La discussion pendant le repas porta sur des choses diverses et anodines quand Jo, selon son habitude mit les pieds dans le plat :
— Et vos blessures ? Jambe en bois ? Bras ? C'sont des brigandins, pas vrai ?
Ancelin se rembrunit, marmonna quelque chose à propos des pompes qui attendaient impatiemment la recrue Joseph, puis ajouta distinctement :
— Non, pas les brigands. Les soldats de l'Empereur Silente, pendant la dernière guerre du Nord, puis il se tut.
Polack sentit son intérêt s'éveiller, d'une part parce qu'il croyait sincèrement que les seules menaces humaines dans ce monde étaient les bandes de brigands, et d'autre part parce qu'il avait entendu le mot Nord, où était censé résider son hypothétique fiancé.
— Nous sommes en guerre ? questionna-t-il.
— Actuellement non, expliqua Ancelin avec une certaine réticence. Vous devriez pourtant être au courant que nous entretenons un conflit territorial très ancien avec l'Empire théocratique de Krainy, qui dégénère régulièrement en affrontements armés. Alors comme ça, on s'endort pendant les cours d'Histoire, Cadet Runs ?
— Il est tombé de cheval et il est anésique ! mit son grain de sel Jo.
— Amnésique, soupira Ancelin, alors, je vais vous expliquer brièvement. L'Empire considère comme sacrés les territoires situés à l'extrême Nord de notre Royaume. Les impériaux affirment que Custenia occupe illégitimement ces contrées.
La légende raconte que le vaisseau des dieux des Cimes se serait posé en ces lieux et y reposerait encore aujourd'hui, bien qu'aucun être vivant actuellement ne l'ait jamais vu de ses propres yeux. Les impériaux nous traitent d'hérétiques et de non-croyants, indignes d'une telle relique sacrée. Sous ce prétexte, ils tentent de s'emparer de vastes portions de notre territoire. Ces dangereux fanatiques se lancent dans la bataille sans craindre pour leur vie, submergeant leurs ennemis dans des marées de sang. Notre seule chance réside dans notre supériorité technologique.

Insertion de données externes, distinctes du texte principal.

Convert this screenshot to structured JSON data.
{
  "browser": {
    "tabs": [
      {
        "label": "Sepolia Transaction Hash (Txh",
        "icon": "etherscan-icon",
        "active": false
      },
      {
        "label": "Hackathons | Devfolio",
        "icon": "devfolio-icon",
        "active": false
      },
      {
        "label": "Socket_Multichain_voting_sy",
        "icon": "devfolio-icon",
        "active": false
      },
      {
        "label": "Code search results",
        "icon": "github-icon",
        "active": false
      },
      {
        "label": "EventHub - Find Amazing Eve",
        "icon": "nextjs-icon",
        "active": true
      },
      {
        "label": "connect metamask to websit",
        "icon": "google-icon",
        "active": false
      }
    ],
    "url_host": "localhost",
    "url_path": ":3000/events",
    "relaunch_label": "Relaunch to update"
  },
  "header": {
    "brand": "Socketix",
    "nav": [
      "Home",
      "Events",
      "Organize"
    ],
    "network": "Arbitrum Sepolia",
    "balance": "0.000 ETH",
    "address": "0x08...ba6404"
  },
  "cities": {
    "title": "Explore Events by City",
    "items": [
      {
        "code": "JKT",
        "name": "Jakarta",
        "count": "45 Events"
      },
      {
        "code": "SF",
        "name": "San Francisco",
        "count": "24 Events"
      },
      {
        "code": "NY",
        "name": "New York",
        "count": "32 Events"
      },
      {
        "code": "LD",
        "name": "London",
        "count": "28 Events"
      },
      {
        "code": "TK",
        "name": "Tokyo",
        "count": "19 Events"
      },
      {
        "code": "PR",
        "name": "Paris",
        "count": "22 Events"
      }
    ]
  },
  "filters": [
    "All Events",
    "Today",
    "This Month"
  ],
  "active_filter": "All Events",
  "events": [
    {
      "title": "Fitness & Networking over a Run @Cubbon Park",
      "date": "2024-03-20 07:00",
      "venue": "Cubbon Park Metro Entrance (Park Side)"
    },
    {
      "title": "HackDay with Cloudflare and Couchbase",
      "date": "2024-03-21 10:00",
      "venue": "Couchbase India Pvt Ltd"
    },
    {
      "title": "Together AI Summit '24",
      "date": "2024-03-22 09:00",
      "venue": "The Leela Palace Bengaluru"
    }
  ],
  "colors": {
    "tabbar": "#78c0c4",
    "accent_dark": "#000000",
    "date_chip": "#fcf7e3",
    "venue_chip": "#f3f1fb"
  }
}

Ils ignorent la puissance de la vapeur, qu'ils considèrent comme une invention des ténèbres, et s'obstinent à combattre avec des sabres et des mousquets rudimentaires.
— Alors, Le Barbare du Nord, le dirigeable qui nous a conduits à Gardenia... commença Polack.

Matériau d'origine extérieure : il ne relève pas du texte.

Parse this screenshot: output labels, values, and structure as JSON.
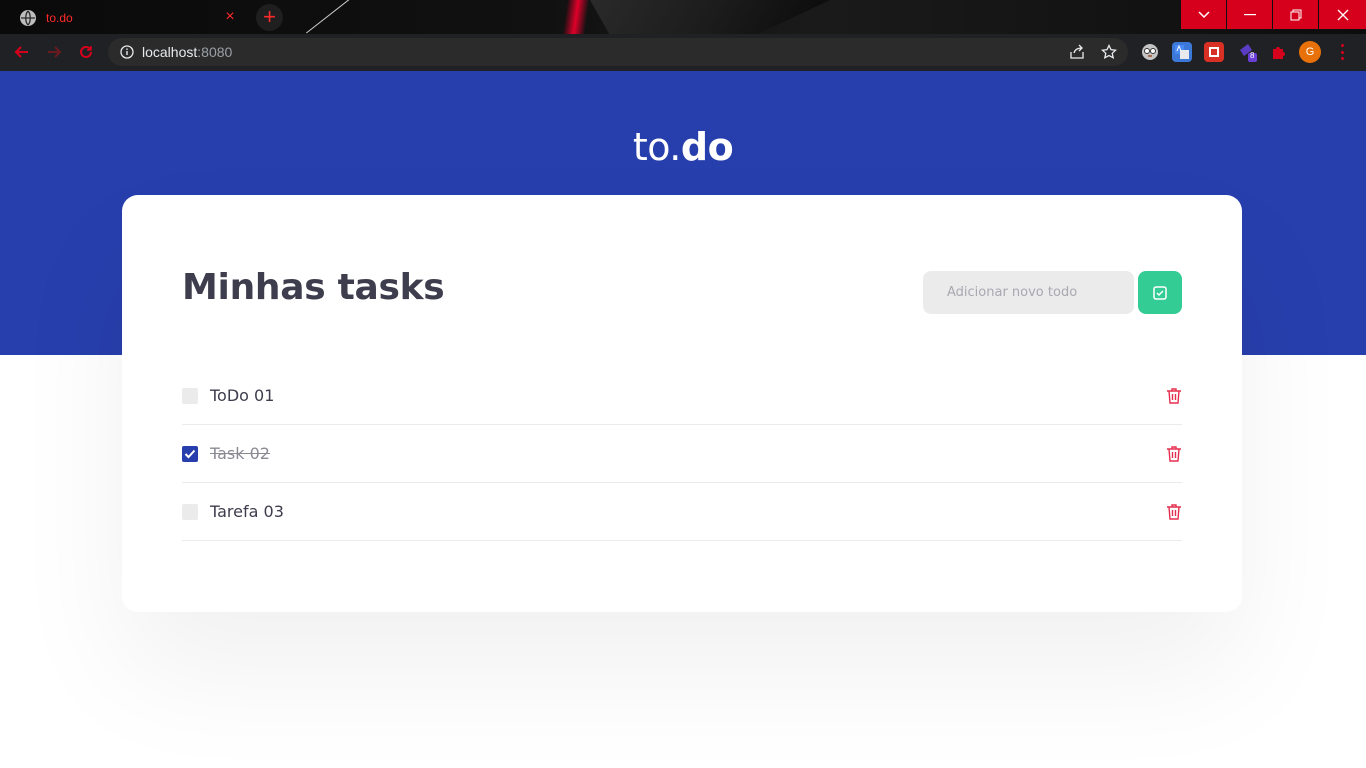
{
  "browser": {
    "tab_title": "to.do",
    "tab_close_glyph": "×",
    "new_tab_glyph": "+",
    "url_host": "localhost",
    "url_port": ":8080",
    "profile_initial": "G",
    "extension_badge": "8",
    "accent_color": "#d6001c"
  },
  "app": {
    "brand_light": "to.",
    "brand_bold": "do",
    "heading": "Minhas tasks",
    "input_placeholder": "Adicionar novo todo",
    "colors": {
      "header_bg": "#273fad",
      "add_button": "#33cc95",
      "trash": "#e52e4d",
      "checkbox_checked": "#273fad"
    },
    "tasks": [
      {
        "title": "ToDo 01",
        "completed": false
      },
      {
        "title": "Task 02",
        "completed": true
      },
      {
        "title": "Tarefa 03",
        "completed": false
      }
    ]
  }
}
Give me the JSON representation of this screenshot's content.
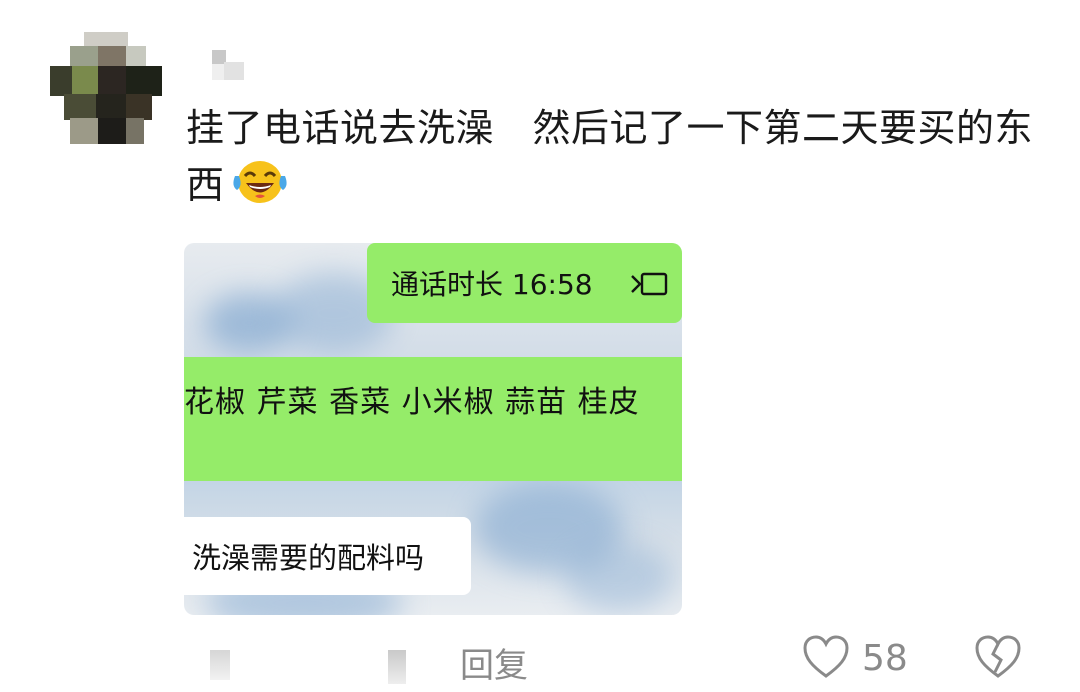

— ... Est ainsi nommé en l'honneur d'un combattant célèbre du premier conflit, survenu il y a plusieurs siècles, compléta Maître Ancelin. Presque seul, accompagné uniquement d'une petite unité, il a tenu tête aux envahisseurs pendant plusieurs jours. Sa fureur guerrière était si terrifiante que les soldats de l'empire ont fui précipitamment, le qualifiant de barbare ! Barbare du Nord, le nom qu'il avait adopté avec fierté, tel un titre de noblesse, et qu'il a transmis ensuite à ses descendants. Ses héritiers depuis le portent dignement et sont devenus des seigneurs du domaine du Nord et des protecteurs de nos frontières septentrionales.
À ces paroles, Polack ressentit un frisson parcourant son être, de la tête jusqu'à son « cinquième point d'appui ». Il pressentait l'imminence d'une aventure. Une aventure qu'il n'avait ni demandée ni cherchée, mais qui le traquait avec l'acharnement d'un prédateur poursuivant sa proie, prête à le débusquer où qu'il se cachât, que ce soit dans le domaine des Runs ou derrière les austères murailles de l'Académie Militaire.
Ancelin, plongé dans ses souvenirs douloureux, s'assombrit davantage. Il fixait son bras mutilé et remuait les lèvres comme s'il priait ou jurait. Puis, d'un geste de la main balayant l'espace devant lui, il lança :
— Foutez-moi le camp ! Vous êtes plus lents que des tortues ! Je terminerai l'inventaire plus rapidement seul, sans avoir à contempler vos têtes stupides ! Cadet Runs, allez plutôt libérer vos anciens quartiers VIP. Vous ne pensez tout de même pas que c'est moi qui vais plier vos bagages de nobliau ?
— Où... ? commença Polack.
— Ah oui ! Amnésique et compagnie ! Bâtiment Violet, troisième étage, Suite 17.